There were no sappers - they recruited Leningrad girls for army rations. Accelerated courses. They left in the morning with songs, returned silently: not all of them. Only 240 mines and shells were removed from the cellars of the palace, 3,000 were neutralized during the first winter alone.
Therefore, Zelenova refused the award, from having her dissertation credited; She devoted her life to Pavlovsk, but she also sacrificed other people's daughters. And no names, not even how many of these 15-17-year-olds died. After all, they survived the blockade, but did not live to be 18.
Cheap life in Russia. More and more of it - the state, leaders, beauty.
Beauty, as it were, justifies, they say, well, a lot has died, but here it is.
Our whole city is piercingly beautiful - and all on the bones and blood. Not for life - for admiration.
Such beauty is not for people, and people are a means to create beauty. Of course, it is better to let it be for beauty, for creation, than for war, murder, torment and destruction! But never with us has man been the measure of things, only the means.
In an endless gallery of photographs of prisoners in Auschwitz, she noted with horror that everyone stops at young, beautiful ones - what would they be for ?! And others, not young, ugly, as it were, okay. Those whose portraits are no longer a personality, mind, dignity, only animal horror - as it were, you see?
And in Pavlovsk, next to this beauty, there was a concentration camp. There, children were given 28 g of bread each, about 800 children died, and there was a brothel among the imprisoned women.
Zelenova did not allow gardening in the park (as it was after the revolution, as it was after the war in the Pushkin Hills) - the trees were preserved, and how many died of starvation ... so the majority were in the occupation, who pitied them.
Jews were shot right in the park - a memorial stone. The Germans left their cemetery in the park - it was immediately liquidated.
Suzanne Massi, the Russian-obsessed American who saved Pavlovsk in the 1990s, is no longer remembered. It was she who collected gigantic sums around the world for the restoration of the palace, for the maintenance of Pavlovsk! You won't see gratitude anywhere. Like Soros. So many times America saved Russia from starvation! We remember humanitarian aid! - vile swaggering unconsciousness.

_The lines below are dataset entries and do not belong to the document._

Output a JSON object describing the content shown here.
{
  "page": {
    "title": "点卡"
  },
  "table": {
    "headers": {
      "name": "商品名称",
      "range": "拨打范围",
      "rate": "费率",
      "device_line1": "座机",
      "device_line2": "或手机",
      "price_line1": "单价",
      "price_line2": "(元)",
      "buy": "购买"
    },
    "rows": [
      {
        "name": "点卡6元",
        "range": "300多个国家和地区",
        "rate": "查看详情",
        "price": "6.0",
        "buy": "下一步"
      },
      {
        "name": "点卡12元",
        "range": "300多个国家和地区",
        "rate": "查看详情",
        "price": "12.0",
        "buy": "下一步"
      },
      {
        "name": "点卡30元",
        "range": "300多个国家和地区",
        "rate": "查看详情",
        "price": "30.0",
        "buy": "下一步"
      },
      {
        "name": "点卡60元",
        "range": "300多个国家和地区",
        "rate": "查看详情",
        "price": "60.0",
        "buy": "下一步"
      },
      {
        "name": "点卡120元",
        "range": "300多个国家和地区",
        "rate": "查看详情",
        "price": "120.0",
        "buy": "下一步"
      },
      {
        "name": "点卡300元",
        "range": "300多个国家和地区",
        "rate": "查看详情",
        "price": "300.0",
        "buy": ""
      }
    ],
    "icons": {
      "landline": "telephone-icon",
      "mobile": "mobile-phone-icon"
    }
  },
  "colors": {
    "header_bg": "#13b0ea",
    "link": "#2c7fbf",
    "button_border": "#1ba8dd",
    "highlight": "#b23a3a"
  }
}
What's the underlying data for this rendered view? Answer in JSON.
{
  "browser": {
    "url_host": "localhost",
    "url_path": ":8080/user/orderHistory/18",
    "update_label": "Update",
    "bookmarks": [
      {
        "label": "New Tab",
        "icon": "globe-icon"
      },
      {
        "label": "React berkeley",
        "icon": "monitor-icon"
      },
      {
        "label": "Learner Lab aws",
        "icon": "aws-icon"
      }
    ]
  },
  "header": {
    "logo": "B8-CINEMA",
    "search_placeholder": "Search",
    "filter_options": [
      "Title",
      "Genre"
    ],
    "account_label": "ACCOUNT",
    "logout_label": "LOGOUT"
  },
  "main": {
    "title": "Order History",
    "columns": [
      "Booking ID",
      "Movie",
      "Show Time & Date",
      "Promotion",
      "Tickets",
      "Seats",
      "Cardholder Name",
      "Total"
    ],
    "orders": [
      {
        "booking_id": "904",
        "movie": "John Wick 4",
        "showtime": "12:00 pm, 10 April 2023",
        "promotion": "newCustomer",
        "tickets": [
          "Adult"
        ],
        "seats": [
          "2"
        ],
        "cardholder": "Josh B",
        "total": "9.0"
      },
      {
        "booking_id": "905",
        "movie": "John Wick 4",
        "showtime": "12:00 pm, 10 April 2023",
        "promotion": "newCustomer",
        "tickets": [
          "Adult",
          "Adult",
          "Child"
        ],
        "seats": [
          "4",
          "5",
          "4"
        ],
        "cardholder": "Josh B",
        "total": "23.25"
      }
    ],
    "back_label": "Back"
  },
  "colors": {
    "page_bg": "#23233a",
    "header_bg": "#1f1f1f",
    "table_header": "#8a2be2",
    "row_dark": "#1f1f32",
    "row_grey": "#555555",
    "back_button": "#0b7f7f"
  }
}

I want to say a lot of non-trivial things about Pavlovsk, and everything is such a horror ...
I will add to the history of Pavlovsk:
“The sapper squads were formed mainly from girls. They sang well in the evenings, joked and laughed, washed their uniforms in basins and dried them on ropes stretched between trees. They arranged a bath on Saturdays... Experienced mentors taught them the dangerous craft - one per detachment...” (A. Yolkina).
“The fearless girls-mine detectors, young creatures of 16-17 years old, were of the same heroic warehouse as the little Leningraders who neutralized time bombs during the blockade. Their task was to search for mines, which were then neutralized by sappers. When spring came and the soil, having thawed, became softer, the girls, on their own initiative, began to work barefoot in order to better feel where the mines were...” (S. Massey).
“Once Anna Ivanovna heard the conversation of the mentors: “Today the departure is again above the norm” - and did not immediately understand that we were talking about the death of the girls...” (A. Yolkina).
“Zelenova recalled that in the morning the girls went out to look for mines, singing songs, but they often walked back in silence and carried a wounded or killed friend on a stretcher” (S. Massey).